Now restart nginx. Run

sudo systemctl daemon-reload
sudo systemctl restart nginx

If you get an error, run this command to see a detailed error message.

sudo journalctl -u nginx

Additional sandboxing

Note: the following section assumes you have a systemd version greater than 235. To see your systemd version, run systemctl --version .

Running nginx as a non-root user is a good first step, but what else can we do to make this more secure? Linux has many built-in sandboxing features which systemd can make use of.

I added the following to my systemd configuration for nginx.service:

# Process may not gain any capabilities besides the one we just gave it
CapabilityBoundingSet=CAP_NET_BIND_SERVICE
# Process is not allowed to gain new privileges using SUID binaries such as sudo
NoNewPrivileges=true
# Disables use of the personality(2) system call, which may have security bugs
LockPersonality=true
# Allows only common service-related system calls
SystemCallFilter=@system-service
# When system call is disallowed, return error code instead of killing process 
SystemCallErrorNumber=EPERM

You can download my full systemd service file and my nginx configuration here.

Using systemd-analyze

systemd ships with a tool to analyze how much each of the services on your system make use of systemd-related security features. (Note: this report doesn’t consider non-systemd methods of sandboxing, such as a service dropping privileges using setuid.) Run this command to see the report:

SYSTEMD_EMOJI=0 systemd-analyze security

You can also get detailed information about a single unit by running

systemd-analyze security nginx

By following this guide, you can reduce the systemd’s risk score for nginx from 9.5 (UNSAFE) to 5.0 (MEDIUM.)

Further work

There are several other things you could do to improve this sandbox:

  • Make the syscall filter more restrictive. The @system-service filter is very broad and over-inclusive. Using perf, you can record exactly which syscalls a service makes, and allow only those syscalls. However, keep in mind that loading new plugins into nginx, or changing its configuration, may cause your syscall list to become out-of-date. For example, an nginx configuration which serves static files will use different syscalls than one which proxies traffic to another service. Here’s a writeup on how to do this: https://prefetch.net/blog/2017/11/27/securing-systemd-services-with-seccomp-profiles/
  • Disallow nginx from changing kernel tunables and modules.
  • Disallow nginx from connecting to unix domain sockets, netlink sockets, or opening raw sockets.
  • Whitelist which devices in /dev nginx is allowed to read/write.
  • Blacklist namespace-altering syscalls.

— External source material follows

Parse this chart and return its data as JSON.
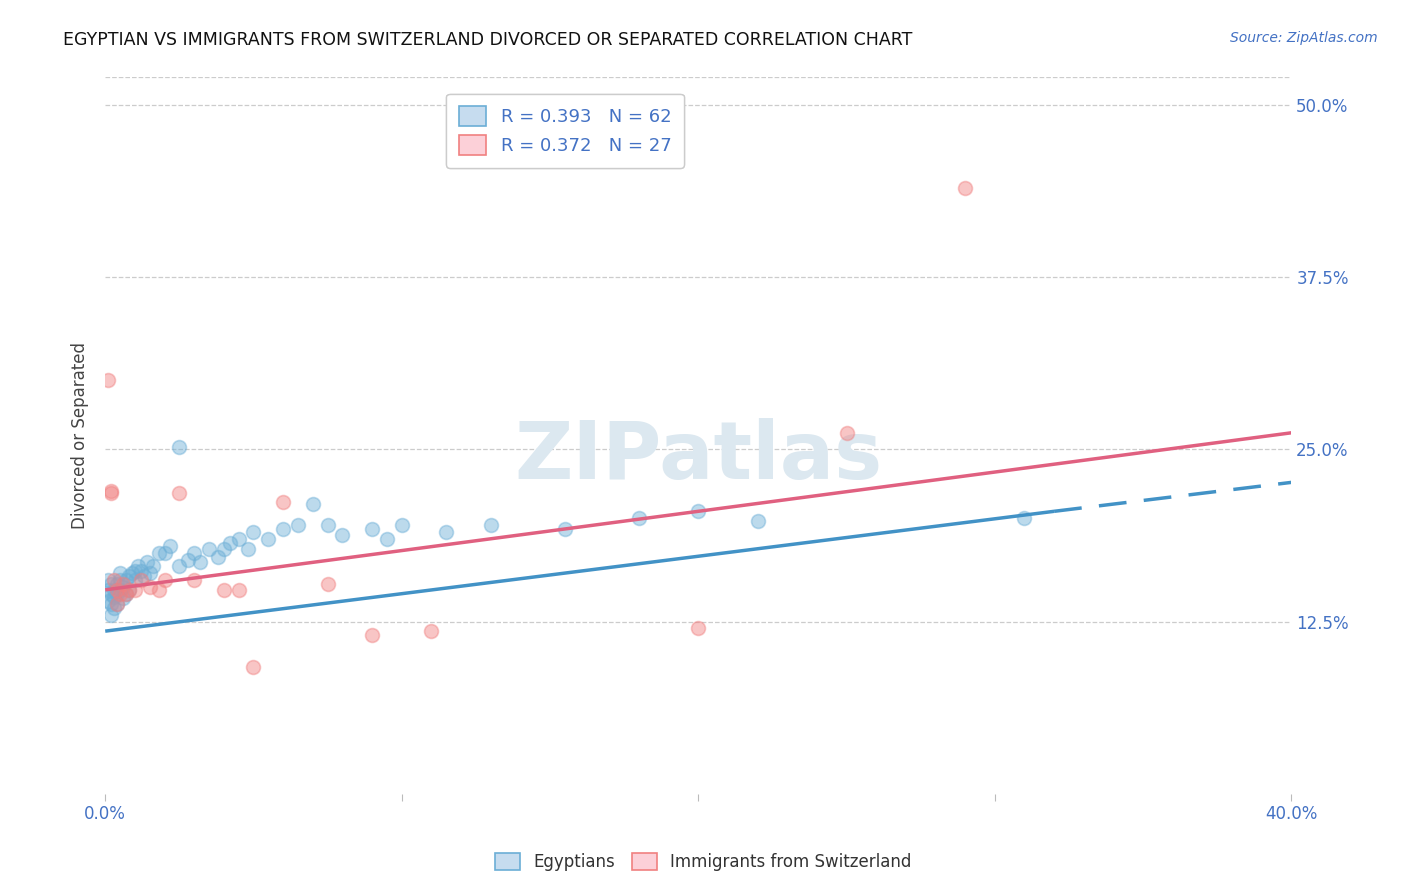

However, I chose to not include these things. First, many of them would require an attacker to have root privilege anyway, so once the service is no longer running as root, they have little value. Second, they have some possibility of breaking someone’s configuration. The sandbox settings I show are intended to be general-purpose and work in a variety of contexts.

Testing notes

I have tested this configuration on recent versions of Debian, Fedora, and Ubuntu. Here’s what I’ve found:

  • Works on Debian Buster
  • Partially works on Debian Stretch (Note: You must comment out LockPersonality and SystemCallFilter.)
  • Doesn’t work on Fedora 32. The use of NoNewPrivileges interferes with SELinux somehow. If you skip the “Additional sandboxing” step, and substitute ‘nginx’ for ‘www-data’, it will work. This is possibly fixable, but I don’t have much knowledge of SELinux.
  • Works on Ubuntu 20.04
  • Partially works on Ubuntu 18.04. (Note: You must comment out SystemCallFilter.)